Research descriptions
Lay Description
Each year, more than a million Americans experience a heart attack, which results in damage to their heart muscle. Unfortunately, the heart cannot regenerate or replace the muscle lost after such an event. Our research aims to uncover the factors that inhibit heart muscle growth and use this knowledge to stimulate the creation of new heart muscle cells following a heart attack.
Strong adhesive junctions connect heart muscle cells to their neighbors, enabling them to withstand the constant pumping of blood throughout the body. Cell adhesion proteins on the cell surface form these junctions, anchoring to the cytoskeleton, a network of proteins inside the cell. Currently, our research focuses on linker proteins that connect cell adhesion proteins to the cytoskeleton.
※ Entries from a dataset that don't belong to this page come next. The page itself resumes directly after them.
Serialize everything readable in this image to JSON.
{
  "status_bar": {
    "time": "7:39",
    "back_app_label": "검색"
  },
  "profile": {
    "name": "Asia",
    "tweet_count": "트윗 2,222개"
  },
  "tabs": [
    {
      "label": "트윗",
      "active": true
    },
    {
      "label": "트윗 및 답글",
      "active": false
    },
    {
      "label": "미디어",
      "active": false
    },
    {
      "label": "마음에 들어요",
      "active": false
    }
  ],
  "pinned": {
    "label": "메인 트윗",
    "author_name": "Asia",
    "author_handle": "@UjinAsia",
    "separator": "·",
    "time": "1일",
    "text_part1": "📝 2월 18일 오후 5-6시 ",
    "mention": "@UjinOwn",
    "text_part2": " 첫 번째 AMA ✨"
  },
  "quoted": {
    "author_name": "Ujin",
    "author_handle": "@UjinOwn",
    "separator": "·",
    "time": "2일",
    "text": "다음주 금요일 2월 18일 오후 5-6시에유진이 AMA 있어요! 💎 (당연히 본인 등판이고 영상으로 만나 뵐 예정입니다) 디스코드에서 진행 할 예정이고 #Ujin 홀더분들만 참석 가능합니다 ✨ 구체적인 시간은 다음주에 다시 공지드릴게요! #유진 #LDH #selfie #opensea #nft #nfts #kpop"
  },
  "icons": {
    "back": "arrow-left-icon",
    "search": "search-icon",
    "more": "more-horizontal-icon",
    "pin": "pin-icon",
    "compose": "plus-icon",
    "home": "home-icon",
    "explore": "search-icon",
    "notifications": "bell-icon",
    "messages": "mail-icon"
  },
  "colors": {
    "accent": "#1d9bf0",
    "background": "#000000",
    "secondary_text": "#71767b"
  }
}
Using an animal model, we have discovered that modifying linker proteins can enhance muscle growth and improve heart function after a heart attack. Our ongoing studies aim to deepen our understanding of how linker proteins regulate heart growth and to apply this knowledge to the development of novel therapies that stimulate the growth of adult heart muscle following a heart attack.
Scientific Description
The Radice Lab seeks to understand the mechanisms underlying the interplay among cellular forces, cell-cell and cell-matrix adhesions, and the cytoskeleton in the developing and adult heart.
More than a million Americans experience a heart attack each year, causing irreversible damage to their heart muscle. Current therapies prolong survival by protecting remaining cardiomyocytes but cannot overcome the fundamental problem of replacing lost cardiomyocytes. Thus, understanding which molecular pathways govern cardiomyocyte proliferation is a high priority in the search for new treatments for heart failure. The transition from hyperplastic to hypertrophic growth in the postnatal heart is accompanied by dynamic remodeling of cell-cell and cell-extracellular matrix (ECM) adhesion structures, suggesting that cell adhesion/cytoskeletal changes play a critical role in myocardial growth control. In support of this idea, our lab found that altering the interaction between N-cadherin and the actin cytoskeleton leads to Yap nuclear accumulation, increased cardiomyocyte proliferation, and improved cardiac function following myocardial infarction in a preclnical situation. Our ongoing studies aim to provide a mechanistic understanding of how mechanotransduction regulates proliferation in the normal heart and apply this knowledge to the design of novel therapies to stimulate adult myocytes to undergo cell division and repair the injured heart.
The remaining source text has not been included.